L'abbé Irail, dans ses Querelles littéraires (1761), s'intéressait à la figure d'Archiloque, tout à la fois premier poète lyrique et premier poète satirique, qui fait de la poésie avec sa colère et son désir de vengeance. le génie et la querelle sont liés : il n'y a pas eu de siècle de grand talent, observe-t-il, qui ne fût un siècle de grande agitation et de grande jalousie entre les écrivains. Comme dans la théorie économique de Bernard Mandeville, il semble que, dans les arts, les vices privés servent le bien général et que le florissement d'une culture repose sur la querelle permanente de ses représentants.

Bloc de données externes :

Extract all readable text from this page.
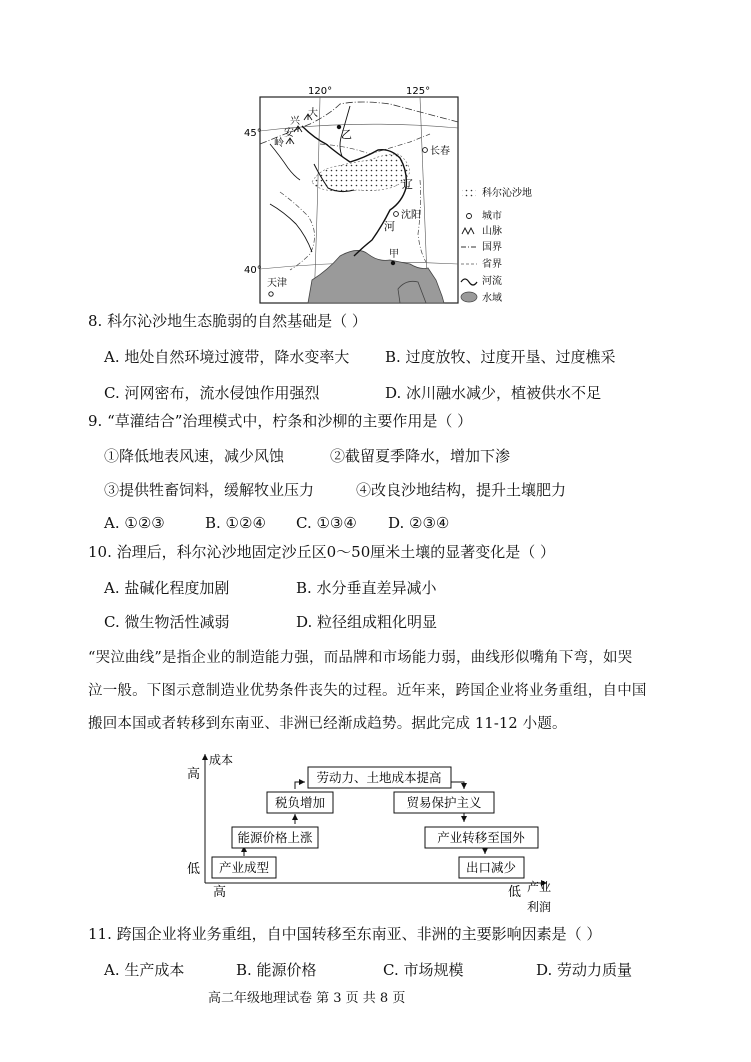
120°	125°
45°
40°
大
兴
安
岭
乙
长春
沈阳
甲
天津
辽
河
科尔沁沙地
城市
山脉
国界
省界
河流
水域
8. 科尔沁沙地生态脆弱的自然基础是（ ）
A. 地处自然环境过渡带，降水变率大 B. 过度放牧、过度开垦、过度樵采
C. 河网密布，流水侵蚀作用强烈	D. 冰川融水减少，植被供水不足
9. “草灌结合”治理模式中，柠条和沙柳的主要作用是（ ）
①降低地表风速，减少风蚀	②截留夏季降水，增加下渗
③提供牲畜饲料，缓解牧业压力	④改良沙地结构，提升土壤肥力
A. ①②③	B. ①②④ C. ①③④ D. ②③④
10. 治理后，科尔沁沙地固定沙丘区0～50厘米土壤的显著变化是（ ）
A. 盐碱化程度加剧	B. 水分垂直差异减小
C. 微生物活性减弱	D. 粒径组成粗化明显
“哭泣曲线”是指企业的制造能力强，而品牌和市场能力弱，曲线形似嘴角下弯，如哭
泣一般。下图示意制造业优势条件丧失的过程。近年来，跨国企业将业务重组，自中国
搬回本国或者转移到东南亚、非洲已经渐成趋势。据此完成 11-12 小题。
成本
高
低
高	低 产业
利润
劳动力、土地成本提高
税负增加	贸易保护主义
能源价格上涨	产业转移至国外
产业成型	出口减少
11. 跨国企业将业务重组，自中国转移至东南亚、非洲的主要影响因素是（ ）
A. 生产成本	B. 能源价格	C. 市场规模	D. 劳动力质量
高二年级地理试卷 第 3 页 共 8 页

Notre rapport à la littérature reconnaît implicitement une telle dimension pugilistique, proprement romantique ; c'est la règle du winner takes all. Pierre Bourdieu et Harold Bloom ont été les théoriciens de cette difficulté de survivre en littérature, et de cette dynamique réelle de la littérature, bien différente d'un glissement naturel d'âges, qui fait se heurter d'une part les gloires littéraires acquises, pour qui l'urgence est de durer, d'autre part les aspirants à la gloire, qui savent qu'ils n'acquerront le droit de durer qu'en rejetant leurs prédécesseurs dans le passé.
Sportifs, escrimeurs, prisonniers : ce sont plusieurs figures, au sens de Roland Barthes, de cette agonistique motrice de la vie littéraire entre la Restauration et le Second Empire, qui seront envisagées tout au long du cours.